Indianapolis fell behind early in the first half that saw little signs of offensive life. This certainly changed the game plan and the half time adjustment was to put the team on Andrew Luck’s shoulders and move the ball through the air. No player was a greater beneficiary of the new game plan than Hines. This was a breakout game for him as a receiver and as a facet of the passing offense. He caught a team high 9 passes on a team high 11 targets for 63 yards and 2 touchdowns.
With second-year running back Marlon Mack still on the sideline and veteran Robert Turbin serving the final game of his suspension, Wilkins and Hines dominates the offensive snaps. Hines was in the game for 68% of offensive snaps with Wilkins gathering 35% of the opportunities. The only other running back to take a snap was Jeremy McNichols with 2 total.
The Colts run defense has continued to look strong through four games but the pass defense struggled against the Texans. This could be partially due to injuries keeping Quincy Wilson out of the game and ending Kenny Moore’s day early but Houston was able to effectively move the ball through the air.
I think it’s fair to point out that fans might be overlooking at least 14 points that Houston scored that were essentially due to offensive mistakes in the first half — meaning that the defense was far better than the score indicates — but the final passing play in overtime was a prime example of some of the struggles the unit faced.

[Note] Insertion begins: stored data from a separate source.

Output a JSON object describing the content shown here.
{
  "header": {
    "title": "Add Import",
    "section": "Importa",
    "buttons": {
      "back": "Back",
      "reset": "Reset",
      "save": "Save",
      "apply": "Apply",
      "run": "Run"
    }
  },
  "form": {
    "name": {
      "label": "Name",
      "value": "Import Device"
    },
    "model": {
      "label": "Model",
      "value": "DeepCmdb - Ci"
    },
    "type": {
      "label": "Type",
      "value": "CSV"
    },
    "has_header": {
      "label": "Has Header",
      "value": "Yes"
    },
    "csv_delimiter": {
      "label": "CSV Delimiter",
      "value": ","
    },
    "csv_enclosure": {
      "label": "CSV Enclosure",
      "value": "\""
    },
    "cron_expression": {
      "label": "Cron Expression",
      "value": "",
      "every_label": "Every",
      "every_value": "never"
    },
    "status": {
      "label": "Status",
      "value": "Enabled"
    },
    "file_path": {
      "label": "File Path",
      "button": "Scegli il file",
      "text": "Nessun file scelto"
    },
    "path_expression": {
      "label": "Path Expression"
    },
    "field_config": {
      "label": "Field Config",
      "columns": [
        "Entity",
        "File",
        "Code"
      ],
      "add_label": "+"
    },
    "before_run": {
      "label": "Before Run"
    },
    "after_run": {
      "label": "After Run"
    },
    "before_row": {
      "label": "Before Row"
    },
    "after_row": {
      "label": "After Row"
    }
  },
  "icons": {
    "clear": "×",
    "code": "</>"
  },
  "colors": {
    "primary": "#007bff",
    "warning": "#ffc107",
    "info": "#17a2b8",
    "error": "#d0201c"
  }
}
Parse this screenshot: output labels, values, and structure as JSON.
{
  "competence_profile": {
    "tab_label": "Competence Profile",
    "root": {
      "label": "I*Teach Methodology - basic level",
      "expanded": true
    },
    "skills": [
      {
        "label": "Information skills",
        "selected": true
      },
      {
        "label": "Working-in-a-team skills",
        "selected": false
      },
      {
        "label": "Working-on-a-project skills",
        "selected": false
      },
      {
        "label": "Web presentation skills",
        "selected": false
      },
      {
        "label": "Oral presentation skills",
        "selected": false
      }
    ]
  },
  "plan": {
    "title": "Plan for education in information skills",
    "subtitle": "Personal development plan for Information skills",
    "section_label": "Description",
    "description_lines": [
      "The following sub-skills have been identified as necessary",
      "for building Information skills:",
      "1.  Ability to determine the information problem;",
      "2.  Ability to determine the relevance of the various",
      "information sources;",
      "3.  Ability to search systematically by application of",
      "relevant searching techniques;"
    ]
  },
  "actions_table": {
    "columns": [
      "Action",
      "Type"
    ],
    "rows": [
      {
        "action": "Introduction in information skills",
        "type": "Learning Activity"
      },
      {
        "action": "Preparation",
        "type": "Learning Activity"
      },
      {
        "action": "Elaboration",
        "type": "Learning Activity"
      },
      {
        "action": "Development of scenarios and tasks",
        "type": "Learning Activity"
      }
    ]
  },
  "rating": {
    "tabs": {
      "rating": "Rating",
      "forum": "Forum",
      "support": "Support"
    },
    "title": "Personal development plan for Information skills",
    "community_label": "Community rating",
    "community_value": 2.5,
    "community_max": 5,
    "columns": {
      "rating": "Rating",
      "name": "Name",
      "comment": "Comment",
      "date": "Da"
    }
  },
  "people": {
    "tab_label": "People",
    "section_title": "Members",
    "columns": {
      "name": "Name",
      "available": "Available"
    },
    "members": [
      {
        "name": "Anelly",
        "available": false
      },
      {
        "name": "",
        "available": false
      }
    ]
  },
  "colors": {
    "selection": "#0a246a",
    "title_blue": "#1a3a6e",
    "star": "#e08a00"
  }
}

Rookie linebacker Darius Leonard didn’t have a signature play this week but he did continue to set the tone for all of the defense. He missed his first snap of the season after hobbling off of the field but was immediately back in, gathering 99% of the defensive snaps. He led the team with 13 tackles, including 8 solos and 1 sack. Through four weeks, Leonard’s 54 tackles is 8 more than any other player this season and one of the highest four week totals in history. Also this:
There is nothing more fans can ask from Leonard to this point in the season. He has vastly outperformed any legitimate expectation and has to be considered a front runner for NFL defensive rookie of the year. It is exciting to imagine what he will be able to accomplish if he can stay healthy the rest of the way.
The other rookie defensive contributor is edge rusher Kemoko Turay. He followed up a breakout performance against the Eagles by adding another half sack on an impressive play against the Texans. He has been visibly improving and has created pressure on the quarterback for much of the season. His stat sheet also included another quarterback hit. He led all other rookies with 36% of the defensive snaps.
The only other rookie to see the field on defense was linebacker Zaire Franklin who took five total snaps and continued to out-pace veteran Najee Goode who took only 1.
Second-year contributors, Malik Hooker and Nate Hairston continued to be relied upon for a full days work on defense, taking every snap. Linebacker Anthony Walker took 84% of the defensive snaps with Kenny Moore behind him at 37%. Moore left the field with concussion early in the game and did not return.
Of the second-year players, the biggest contribution came from Anthony Walker who finished the game with 10 tackles, including 9 solos, a sack, and 2 tackles for a loss. He continues to play a bigger and bigger role in the Colts new defense and has been promising since he returned from injury. Hooker finished the game with 2 tackles, Hairston with 4, and Moore with 3.